The world is a vast, open space. It is filled with billions of different kinds of people, in thousands of amazing places. With varying cultures, hundreds of different languages, and a history so rich it would take someone over a lifetime to learn it all- if that were even possible.
For this reason, I believe that humans were never meant to stay in one place their whole lives.
With so much to discover, so many places to see and so many people to meet, I could never get it in my head why my fellow peers were all so content with never venturing outside their lives in their little isolated town in Upstate New York.
Hidden in the woods, in a large tan house, was where I spent most of my childhood and early adolescence. I went to a school where everyone knew everyone, and that didn’t bother anybody. I would watch my classmates mingle around me like a separate entity. It did not take me long to realize that I would never belong here. It was a feeling of isolation that I will never forget.
But I remember the first time I went away. Not on a holiday trip with my family, not on a field trip with my class. I mean the first time I really went away.
It was the day I turned 16. I boarded an airplane by myself and it took me across the ocean to a world I never even knew existed; a world I never knew I was longing to see. It was like discovering a secret place that everyone was trying to hide from me.
In the United Kingdom, people still speak English. They are all still busy and hustling along, and no one is any particularly nicer. But there was something about that place that gave me a new hope. I guess it was the fact that nobody knew who I was.
Labels do not exist in the mind of a traveler.

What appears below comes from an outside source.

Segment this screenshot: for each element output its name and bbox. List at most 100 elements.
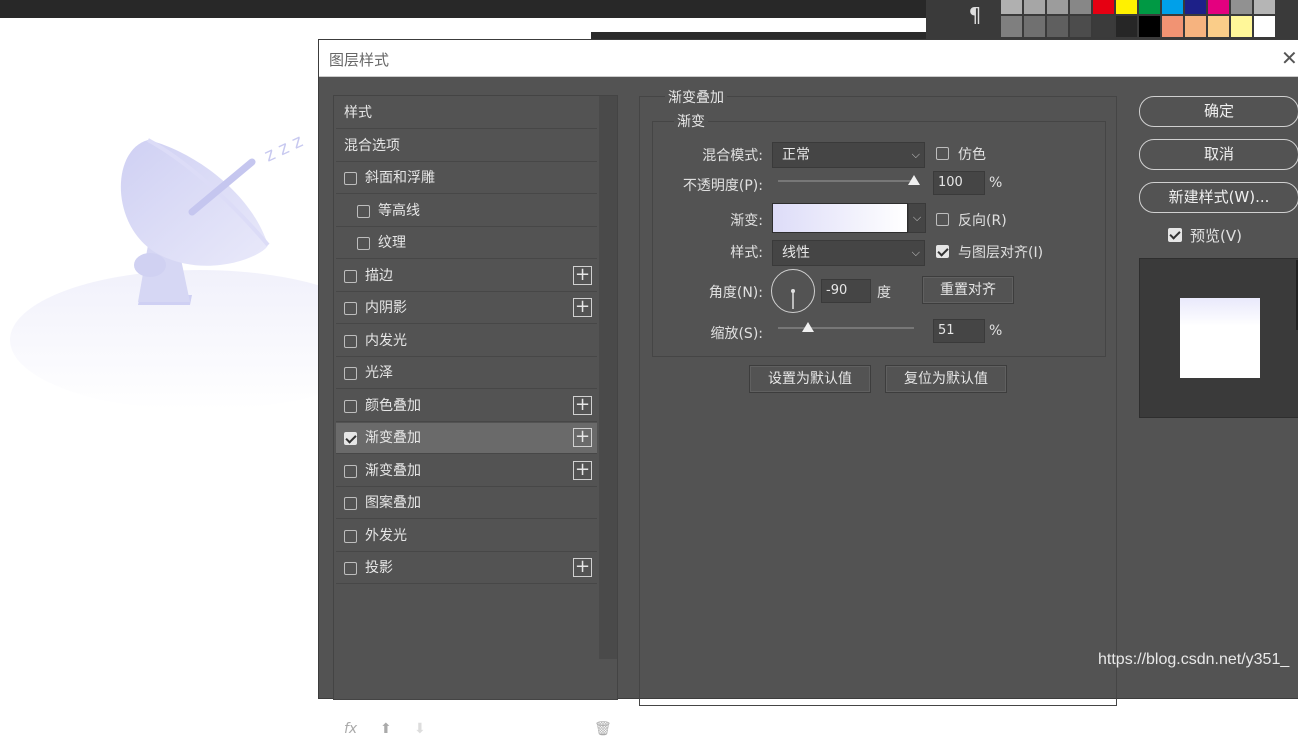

You are not the person that got gum put in your hair by some mean older students. You are not the kid who cried because your science project didn’t win first place, or because your team didn’t win their little league championship. You are not the person who got picked last for class, or rejected by that certain someone, or got into a fight while trying to stand up for yourself, or had your diary read in front of the whole school. Whoever you were before is not who you are when you travel.
That’s the true beauty of traveling.
I have met some of the best people I could have ever hoped to have come across. Perhaps they too were trying to be someone new. Perhaps they were running from a small town, or a suburbia backyard that they had grown too familiar with, or the same city streets they walked every day. Perhaps they were running from other people. People who forced them to be the same person they were since middle school; people who forced them into a label.
It is my firm belief that people are not meant to stay in one place their whole lives, nor are they meant to stay the same person that they were. People are meant to grow. The person you are when you die will not be the same person you were when you graduate high school, or marry your spouse, or even wake up tomorrow morning.
It is for this reason that I urge people to travel. It doesn’t have to be across the world, it doesn’t even have to be for a long period of time. It just has to be someplace new. Someplace out of your comfort zone. Someplace where you might have the opportunity to meet some new people and expand who you are as a person.
Sometimes you need to run away. And sometimes that’s okay.